Loans are never easy to deal with, especially when we have an average salary, bills to pay, and a kid that wants the latest Iron Man costume for Halloween. Before you know it, you’re in debt so deep that refinancing seems to be the only solution.

And indeed, if approached correctly, refinancing your personal loans can be a lifesaver. But if you are considering refinancing, you also need to understand the things that come with it.

How Refinancing Personal Loans Works

Refinancing a personal loan works pretty much by the same principle of a home loan refinancing. You take out a loan that covers the sum you still have to pay for your loan and use this second one to pay it off.

The amount of debt will be there still, but the difference is that you can work on the rates and make the payments more affordable.

Why Should I Refinance?

There are several reasons why people decide to go for refinancing their personal loans, but it generally boils down to debt consolidation or switching to a better deal. Here’s how people save money using the two:

  • Debt Consolidation

If you decide to refinance because you want to consolidate your debts, you will first have to do some calculations. First of all, you need to see exactly how much you are paying every month for your current loans. Here, you will have to include any fees, charges, and rates that come with your initial loan.

After that, you need to compare the results to see exactly how much you are expected to pay for the consolidated version. In these circumstances, a debt consolidation loan calculator may be able to simplify the process and tell you exactly what goes where.

  • Switching for a Better Deal

If you believe that you found a better deal, you may want to, one more, opt for using a repayment calculator for personal loans. These calculators will allow you to compare the costs and see whether or not it’s worth to make the switch or not.

Keep in mind that interest rates aren’t the only thing you should pay attention to. Check the ongoing fees, but also the loan establishment costs. Keep in mind that some loans will charge extra for early repayments while others will not allow you to pay early at all. Sometimes, the penalties aren’t worth the switch.

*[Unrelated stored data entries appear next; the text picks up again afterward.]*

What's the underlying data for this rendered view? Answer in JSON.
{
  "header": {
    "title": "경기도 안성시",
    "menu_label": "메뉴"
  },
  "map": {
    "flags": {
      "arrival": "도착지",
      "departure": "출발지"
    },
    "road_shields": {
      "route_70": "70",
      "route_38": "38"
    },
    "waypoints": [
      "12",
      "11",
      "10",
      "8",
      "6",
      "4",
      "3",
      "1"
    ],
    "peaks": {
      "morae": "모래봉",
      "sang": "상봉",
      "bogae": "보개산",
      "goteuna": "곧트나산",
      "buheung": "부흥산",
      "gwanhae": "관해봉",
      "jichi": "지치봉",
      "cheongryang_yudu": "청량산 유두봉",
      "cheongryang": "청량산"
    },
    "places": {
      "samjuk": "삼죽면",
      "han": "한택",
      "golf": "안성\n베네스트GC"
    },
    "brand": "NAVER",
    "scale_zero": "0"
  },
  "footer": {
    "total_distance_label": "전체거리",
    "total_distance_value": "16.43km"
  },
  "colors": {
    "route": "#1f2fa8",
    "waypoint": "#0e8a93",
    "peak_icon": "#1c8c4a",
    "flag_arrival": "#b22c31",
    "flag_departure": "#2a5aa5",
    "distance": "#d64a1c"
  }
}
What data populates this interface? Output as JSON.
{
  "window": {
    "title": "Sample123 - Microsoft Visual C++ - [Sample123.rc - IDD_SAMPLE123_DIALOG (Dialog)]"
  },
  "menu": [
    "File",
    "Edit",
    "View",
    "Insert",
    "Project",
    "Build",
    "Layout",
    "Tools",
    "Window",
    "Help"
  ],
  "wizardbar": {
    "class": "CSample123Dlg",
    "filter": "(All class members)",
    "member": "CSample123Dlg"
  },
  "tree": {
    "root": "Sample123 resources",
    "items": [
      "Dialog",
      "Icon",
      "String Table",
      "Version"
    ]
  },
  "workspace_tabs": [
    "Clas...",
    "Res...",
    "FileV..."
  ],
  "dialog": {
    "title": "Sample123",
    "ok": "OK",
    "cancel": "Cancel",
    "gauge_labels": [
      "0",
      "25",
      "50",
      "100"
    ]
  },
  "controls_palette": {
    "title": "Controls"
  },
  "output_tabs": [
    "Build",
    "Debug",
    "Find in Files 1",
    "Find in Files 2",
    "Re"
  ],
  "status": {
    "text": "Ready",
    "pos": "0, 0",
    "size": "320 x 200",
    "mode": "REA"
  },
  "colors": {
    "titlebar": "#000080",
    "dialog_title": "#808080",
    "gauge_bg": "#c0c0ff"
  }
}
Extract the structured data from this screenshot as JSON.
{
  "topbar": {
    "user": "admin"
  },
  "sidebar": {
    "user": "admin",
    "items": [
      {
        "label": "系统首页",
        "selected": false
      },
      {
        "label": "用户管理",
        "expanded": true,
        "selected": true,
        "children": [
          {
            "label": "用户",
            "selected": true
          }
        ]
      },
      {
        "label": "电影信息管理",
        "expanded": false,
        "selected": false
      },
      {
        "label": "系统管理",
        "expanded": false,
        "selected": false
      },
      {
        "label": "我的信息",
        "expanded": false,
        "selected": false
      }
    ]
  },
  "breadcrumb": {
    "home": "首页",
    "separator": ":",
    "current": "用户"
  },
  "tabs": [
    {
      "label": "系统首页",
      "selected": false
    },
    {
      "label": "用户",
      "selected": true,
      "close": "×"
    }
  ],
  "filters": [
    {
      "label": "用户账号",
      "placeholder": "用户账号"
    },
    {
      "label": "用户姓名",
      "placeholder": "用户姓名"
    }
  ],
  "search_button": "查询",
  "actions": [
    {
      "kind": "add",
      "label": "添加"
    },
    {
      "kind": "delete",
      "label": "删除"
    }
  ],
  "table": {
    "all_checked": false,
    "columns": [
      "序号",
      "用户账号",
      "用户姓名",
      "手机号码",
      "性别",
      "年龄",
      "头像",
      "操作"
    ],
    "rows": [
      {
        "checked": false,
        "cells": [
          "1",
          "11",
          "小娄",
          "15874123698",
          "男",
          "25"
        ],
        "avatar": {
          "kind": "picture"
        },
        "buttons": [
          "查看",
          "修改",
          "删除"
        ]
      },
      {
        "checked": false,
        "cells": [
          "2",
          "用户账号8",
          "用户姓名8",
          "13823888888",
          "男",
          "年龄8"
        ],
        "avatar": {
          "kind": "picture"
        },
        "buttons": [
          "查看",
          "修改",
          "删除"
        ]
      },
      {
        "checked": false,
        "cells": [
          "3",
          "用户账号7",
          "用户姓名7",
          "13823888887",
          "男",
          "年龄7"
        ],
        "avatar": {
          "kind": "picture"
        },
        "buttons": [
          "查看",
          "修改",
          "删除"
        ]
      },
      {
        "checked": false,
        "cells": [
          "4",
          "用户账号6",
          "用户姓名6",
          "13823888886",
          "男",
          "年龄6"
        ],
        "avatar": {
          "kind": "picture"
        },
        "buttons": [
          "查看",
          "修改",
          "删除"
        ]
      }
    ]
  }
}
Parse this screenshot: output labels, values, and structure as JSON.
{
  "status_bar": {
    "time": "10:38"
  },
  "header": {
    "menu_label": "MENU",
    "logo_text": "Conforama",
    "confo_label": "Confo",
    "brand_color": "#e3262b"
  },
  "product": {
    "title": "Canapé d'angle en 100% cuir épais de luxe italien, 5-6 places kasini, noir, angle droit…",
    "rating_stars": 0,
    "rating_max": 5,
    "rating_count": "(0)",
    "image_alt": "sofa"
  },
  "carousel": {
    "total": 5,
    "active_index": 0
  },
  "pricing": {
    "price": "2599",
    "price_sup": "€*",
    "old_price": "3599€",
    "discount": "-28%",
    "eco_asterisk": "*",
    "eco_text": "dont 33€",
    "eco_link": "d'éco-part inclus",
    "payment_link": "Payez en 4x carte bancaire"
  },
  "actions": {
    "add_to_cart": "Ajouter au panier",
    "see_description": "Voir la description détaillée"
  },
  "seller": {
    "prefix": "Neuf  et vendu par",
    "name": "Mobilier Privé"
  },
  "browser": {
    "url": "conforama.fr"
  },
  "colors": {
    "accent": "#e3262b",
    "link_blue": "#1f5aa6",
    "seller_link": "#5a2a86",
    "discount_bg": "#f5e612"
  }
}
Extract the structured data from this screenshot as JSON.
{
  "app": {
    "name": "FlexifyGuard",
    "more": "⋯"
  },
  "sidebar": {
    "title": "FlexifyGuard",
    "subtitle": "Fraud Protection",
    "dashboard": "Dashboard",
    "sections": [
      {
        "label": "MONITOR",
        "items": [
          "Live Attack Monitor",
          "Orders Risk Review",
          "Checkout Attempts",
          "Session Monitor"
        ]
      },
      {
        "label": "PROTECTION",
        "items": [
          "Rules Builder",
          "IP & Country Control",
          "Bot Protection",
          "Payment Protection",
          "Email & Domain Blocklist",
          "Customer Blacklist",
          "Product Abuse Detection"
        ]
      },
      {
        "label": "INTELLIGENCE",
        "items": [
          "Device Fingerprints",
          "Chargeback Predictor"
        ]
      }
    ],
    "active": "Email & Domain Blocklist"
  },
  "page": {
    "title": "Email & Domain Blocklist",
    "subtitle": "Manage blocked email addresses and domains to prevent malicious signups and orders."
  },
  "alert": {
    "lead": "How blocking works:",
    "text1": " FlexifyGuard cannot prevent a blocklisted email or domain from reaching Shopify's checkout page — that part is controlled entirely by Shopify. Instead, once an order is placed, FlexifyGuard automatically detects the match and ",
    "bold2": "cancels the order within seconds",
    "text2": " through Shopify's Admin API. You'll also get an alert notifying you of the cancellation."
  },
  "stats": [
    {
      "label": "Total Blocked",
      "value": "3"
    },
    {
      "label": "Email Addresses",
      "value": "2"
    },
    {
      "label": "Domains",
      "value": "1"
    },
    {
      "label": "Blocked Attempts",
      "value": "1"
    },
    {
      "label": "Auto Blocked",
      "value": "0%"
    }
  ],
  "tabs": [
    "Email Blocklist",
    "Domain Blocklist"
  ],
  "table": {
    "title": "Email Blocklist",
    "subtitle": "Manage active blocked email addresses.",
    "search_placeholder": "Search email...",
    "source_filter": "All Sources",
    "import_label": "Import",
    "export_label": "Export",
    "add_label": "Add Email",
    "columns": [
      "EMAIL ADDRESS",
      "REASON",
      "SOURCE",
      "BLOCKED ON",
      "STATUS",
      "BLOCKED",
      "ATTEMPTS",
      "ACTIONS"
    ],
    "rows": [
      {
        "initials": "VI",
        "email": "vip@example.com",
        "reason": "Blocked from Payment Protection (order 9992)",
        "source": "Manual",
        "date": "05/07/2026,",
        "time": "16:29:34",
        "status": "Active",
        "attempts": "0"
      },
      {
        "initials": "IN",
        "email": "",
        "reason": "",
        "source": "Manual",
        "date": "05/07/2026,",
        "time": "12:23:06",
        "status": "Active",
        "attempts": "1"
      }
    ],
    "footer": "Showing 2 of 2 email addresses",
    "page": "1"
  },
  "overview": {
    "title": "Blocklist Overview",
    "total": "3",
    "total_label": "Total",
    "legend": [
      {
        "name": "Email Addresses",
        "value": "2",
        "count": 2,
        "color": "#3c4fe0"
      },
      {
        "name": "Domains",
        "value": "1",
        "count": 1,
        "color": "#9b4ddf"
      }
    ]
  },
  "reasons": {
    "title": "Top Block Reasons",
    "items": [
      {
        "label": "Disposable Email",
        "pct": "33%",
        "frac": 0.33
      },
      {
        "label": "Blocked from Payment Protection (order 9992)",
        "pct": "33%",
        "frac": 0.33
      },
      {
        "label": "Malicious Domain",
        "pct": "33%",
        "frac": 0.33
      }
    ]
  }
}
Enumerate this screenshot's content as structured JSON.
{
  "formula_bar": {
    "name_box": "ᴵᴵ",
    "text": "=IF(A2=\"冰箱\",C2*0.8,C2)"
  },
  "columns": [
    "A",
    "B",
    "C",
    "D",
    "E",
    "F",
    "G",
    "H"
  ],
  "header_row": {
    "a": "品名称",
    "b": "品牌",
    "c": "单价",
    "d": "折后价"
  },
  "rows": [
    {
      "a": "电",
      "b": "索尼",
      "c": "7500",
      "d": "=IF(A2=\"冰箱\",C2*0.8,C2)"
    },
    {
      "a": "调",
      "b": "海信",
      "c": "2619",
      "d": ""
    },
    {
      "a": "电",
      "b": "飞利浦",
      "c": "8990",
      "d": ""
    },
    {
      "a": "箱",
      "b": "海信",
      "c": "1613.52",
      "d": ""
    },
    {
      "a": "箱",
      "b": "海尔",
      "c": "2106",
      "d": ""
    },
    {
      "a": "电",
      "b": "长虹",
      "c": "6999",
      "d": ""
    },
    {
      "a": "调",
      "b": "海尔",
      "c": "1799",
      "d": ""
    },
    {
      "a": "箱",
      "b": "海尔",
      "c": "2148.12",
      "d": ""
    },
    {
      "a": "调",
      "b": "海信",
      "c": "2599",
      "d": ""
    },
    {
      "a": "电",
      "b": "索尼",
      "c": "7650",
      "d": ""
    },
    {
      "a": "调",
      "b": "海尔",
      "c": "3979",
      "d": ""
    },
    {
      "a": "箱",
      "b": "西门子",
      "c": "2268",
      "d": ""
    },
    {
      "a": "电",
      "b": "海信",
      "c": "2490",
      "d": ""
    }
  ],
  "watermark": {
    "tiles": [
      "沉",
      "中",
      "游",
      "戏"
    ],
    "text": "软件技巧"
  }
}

How to Refinance to Get a Better Deal

We know why people choose to refinance their personal loans – now we need to find out how. Long story short, this is how it goes down:

  1. Compare your loan options. Weigh your available options and calculate whether or not it’s worth it to go forward with your refinancing plan.
  2. Calculate your refinancing costs. This will include any exit or break fees, as well as the establishment charges for the new personal loan. This will once more ensure that making the change will be worth your while.
  3. Apply for the loan. If you fit the criteria, you can proceed to submit your application. You may have to keep in mind that the purpose of this loan is to either refinance or consolidate your debt.
  4. Pay off your existent loan with the money from the second one. If the purpose of the loan is for debt consolidation, then the lender may be able to arrange this for you and save you the hassle. However, if you want to change for another deal, then you will have to make the deposits yourself.
  5. Ensure that the old loan has been closed. You may want to contact your lender to make sure that the old loan has been terminated and that you no longer owe any balance.

Refinancing is fairly easy, and it’s not the pile of confusing paperwork that everyone seems to expect. It’s no different than taking out the first loan.

Is Refinancing Worth It?

The value of the refinance generally depends on the first loan, but also on your current financial situation. To determine whether or not it’s worth it, you’ll need to calculate the costs of your previous loan and compare them with the new one.

Include all the costs, not only the interest rate – especially if you are nearing the end of your loan. If you realise that you save at least 1% of the money you owe, then it’s worth it to go on with the refinancing.